ChasPos <- subset(Boston, chas == 1)
There are 35 observations that bound the Charles river.
summary(Boston$ptratio)
## Min. 1st Qu. Median Mean 3rd Qu. Max.
## 12.60 17.40 19.05 18.46 20.20 22.00
The median pupil-teacher ratio is 19.05.
Boston <- data.frame("CTract" = c(1:length(Boston$crim)), Boston)
filter(Boston, medv == min(medv))
summary(Boston$crim)
## Min. 1st Qu. Median Mean 3rd Qu. Max.
## 0.00632 0.08204 0.25651 3.61352 3.67708 88.97620
Census Tracts 399 and 406 have the lowest median value, 5. For these two census tracts, most of the values are similar with the exception of crime, which is much lower per-capita rate for tract 399. Both of these, however, have a high per capita crime rate variable than the rest of the data set, as shown below.
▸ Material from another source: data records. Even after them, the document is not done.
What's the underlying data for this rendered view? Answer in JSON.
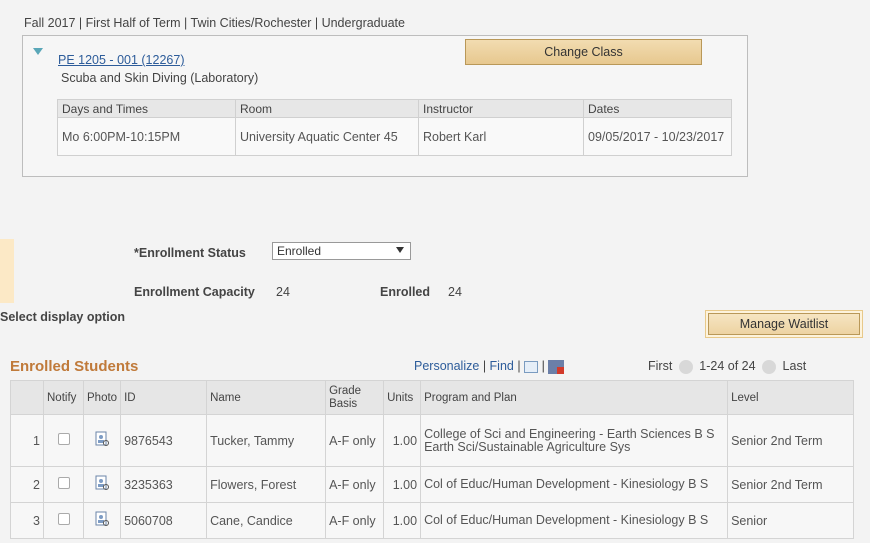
{
  "header": {
    "term_line": "Fall 2017 | First Half of Term | Twin Cities/Rochester | Undergraduate"
  },
  "class_info": {
    "link": "PE 1205 - 001 (12267)",
    "subtitle": "Scuba and Skin Diving (Laboratory)",
    "change_button": "Change Class",
    "meeting_headers": [
      "Days and Times",
      "Room",
      "Instructor",
      "Dates"
    ],
    "meeting": {
      "days_times": "Mo 6:00PM-10:15PM",
      "room": "University Aquatic Center 45",
      "instructor": "Robert Karl",
      "dates": "09/05/2017 - 10/23/2017"
    }
  },
  "enrollment": {
    "status_label": "*Enrollment Status",
    "status_value": "Enrolled",
    "capacity_label": "Enrollment Capacity",
    "capacity_value": "24",
    "enrolled_label": "Enrolled",
    "enrolled_value": "24",
    "display_option_label": "Select display option",
    "manage_button": "Manage Waitlist"
  },
  "grid": {
    "title": "Enrolled Students",
    "personalize": "Personalize",
    "find": "Find",
    "first": "First",
    "range": "1-24 of 24",
    "last": "Last",
    "columns": [
      "Notify",
      "Photo",
      "ID",
      "Name",
      "Grade Basis",
      "Units",
      "Program and Plan",
      "Level"
    ],
    "rows": [
      {
        "n": "1",
        "id": "9876543",
        "name": "Tucker, Tammy",
        "grade": "A-F only",
        "units": "1.00",
        "program": "College of Sci and Engineering - Earth Sciences B S Earth Sci/Sustainable Agriculture Sys",
        "level": "Senior 2nd Term"
      },
      {
        "n": "2",
        "id": "3235363",
        "name": "Flowers, Forest",
        "grade": "A-F only",
        "units": "1.00",
        "program": "Col of Educ/Human Development - Kinesiology B S",
        "level": "Senior 2nd Term"
      },
      {
        "n": "3",
        "id": "5060708",
        "name": "Cane, Candice",
        "grade": "A-F only",
        "units": "1.00",
        "program": "Col of Educ/Human Development - Kinesiology B S",
        "level": "Senior"
      }
    ]
  }
}
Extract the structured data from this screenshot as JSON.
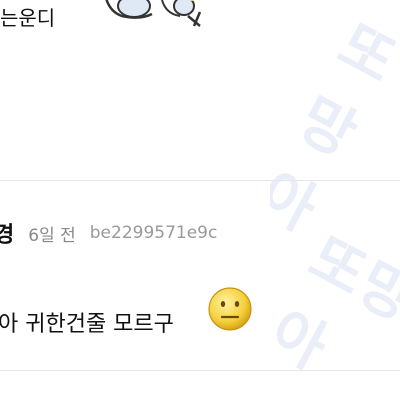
{
  "previous_comment": {
    "text_fragment": "는운디"
  },
  "comment": {
    "author_fragment": "경",
    "time": "6일 전",
    "user_id": "be2299571e9c",
    "text_fragment": "아 귀한건줄 모르구"
  },
  "watermark": {
    "text": "또망아",
    "color": "#e9eef8"
  },
  "icons": {
    "sticker": "dancing-character-sticker-icon",
    "emoji": "neutral-face-emoji-icon"
  }
}
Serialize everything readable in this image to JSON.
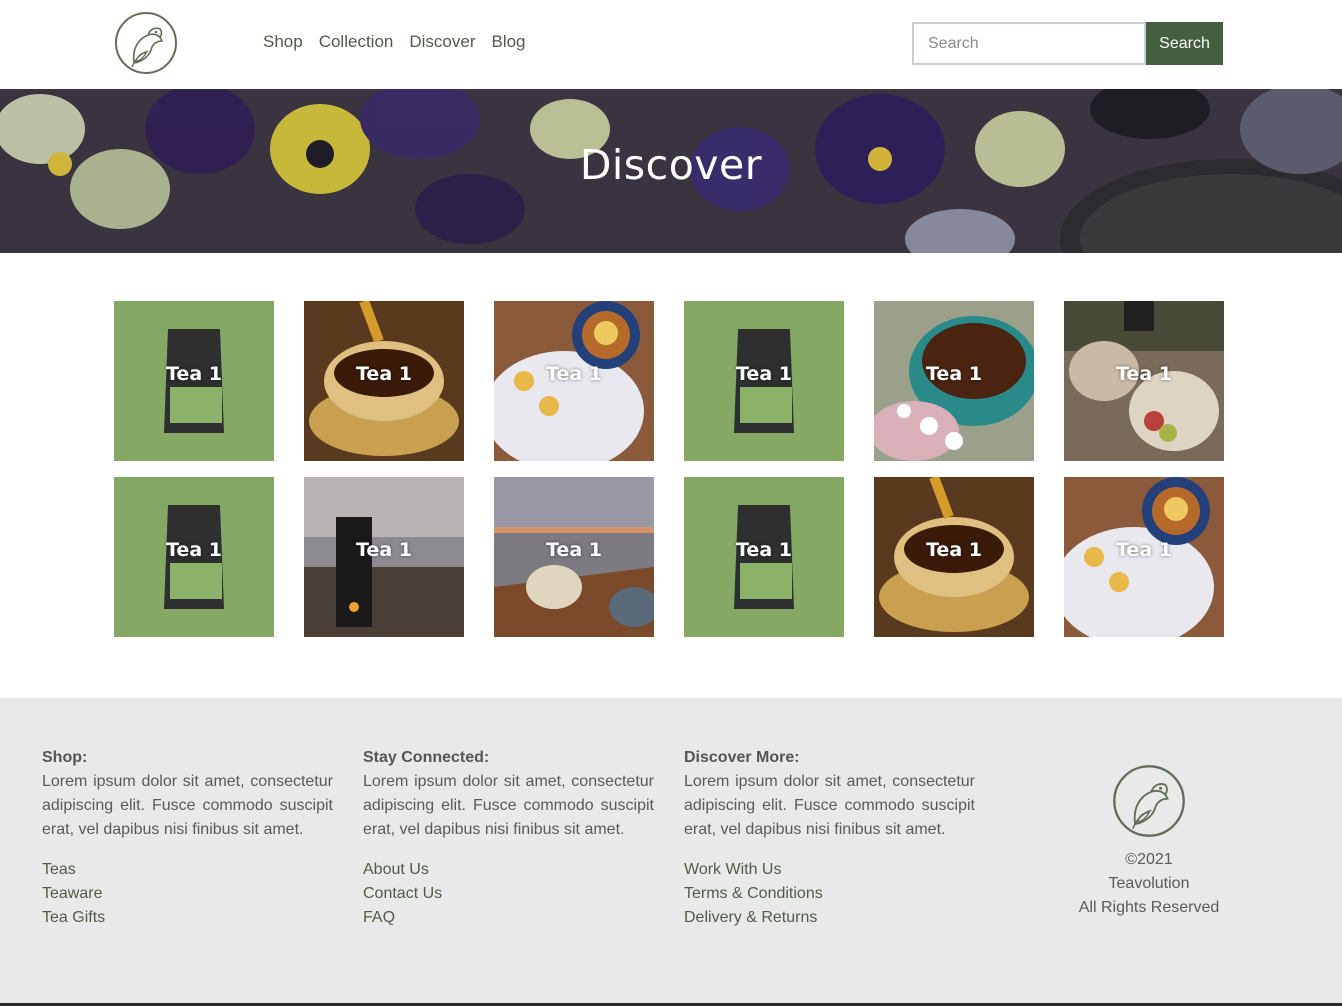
{
  "header": {
    "logo_icon": "bird-leaf-logo-icon",
    "nav": [
      "Shop",
      "Collection",
      "Discover",
      "Blog"
    ],
    "search": {
      "placeholder": "Search",
      "button_label": "Search"
    }
  },
  "hero": {
    "title": "Discover",
    "image": "pansy-flowers-and-teacup-photo"
  },
  "tiles": [
    {
      "label": "Tea 1",
      "image": "tea-bag-green-background"
    },
    {
      "label": "Tea 1",
      "image": "honey-spoon-teacup"
    },
    {
      "label": "Tea 1",
      "image": "lemon-heart-tea-plate"
    },
    {
      "label": "Tea 1",
      "image": "tea-bag-green-background"
    },
    {
      "label": "Tea 1",
      "image": "teacup-with-daisies"
    },
    {
      "label": "Tea 1",
      "image": "person-with-apples"
    },
    {
      "label": "Tea 1",
      "image": "tea-bag-green-background"
    },
    {
      "label": "Tea 1",
      "image": "lantern-at-dusk"
    },
    {
      "label": "Tea 1",
      "image": "boat-cushions-sea"
    },
    {
      "label": "Tea 1",
      "image": "tea-bag-green-background"
    },
    {
      "label": "Tea 1",
      "image": "honey-spoon-teacup"
    },
    {
      "label": "Tea 1",
      "image": "lemon-heart-tea-plate"
    }
  ],
  "footer": {
    "columns": [
      {
        "heading": "Shop:",
        "text": "Lorem ipsum dolor sit amet, consectetur adipiscing elit. Fusce commodo suscipit erat, vel dapibus nisi finibus sit amet.",
        "links": [
          "Teas",
          "Teaware",
          "Tea Gifts"
        ]
      },
      {
        "heading": "Stay Connected:",
        "text": "Lorem ipsum dolor sit amet, consectetur adipiscing elit. Fusce commodo suscipit erat, vel dapibus nisi finibus sit amet.",
        "links": [
          "About Us",
          "Contact Us",
          "FAQ"
        ]
      },
      {
        "heading": "Discover More:",
        "text": "Lorem ipsum dolor sit amet, consectetur adipiscing elit. Fusce commodo suscipit erat, vel dapibus nisi finibus sit amet.",
        "links": [
          "Work With Us",
          "Terms & Conditions",
          "Delivery & Returns"
        ]
      }
    ],
    "brand": {
      "copyright": "©2021",
      "name": "Teavolution",
      "rights": "All Rights Reserved"
    }
  },
  "colors": {
    "brand_green": "#435f3f",
    "tile_green": "#86a865",
    "footer_bg": "#e9e9e9"
  }
}
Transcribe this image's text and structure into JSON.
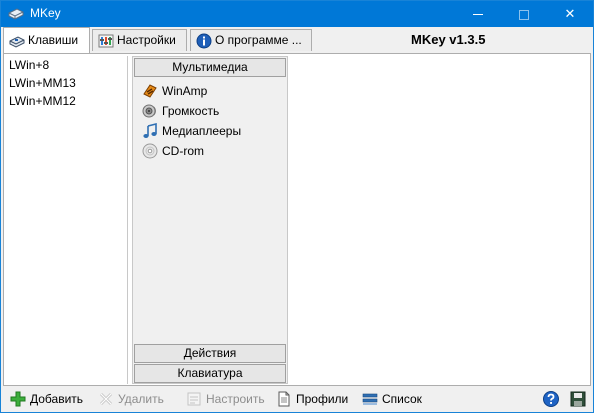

MoreThan7Rm <- subset(Boston, rm > 7)
MoreThan8Rm <- subset(Boston, rm > 8)
There are 64 census tracts that overage more than 7 rooms per dwelling and 13 census tracts that average more than 8 rooms per dwelling. There are significantly less census tract that average more than 8 rooms per dwelling, a difference of 51.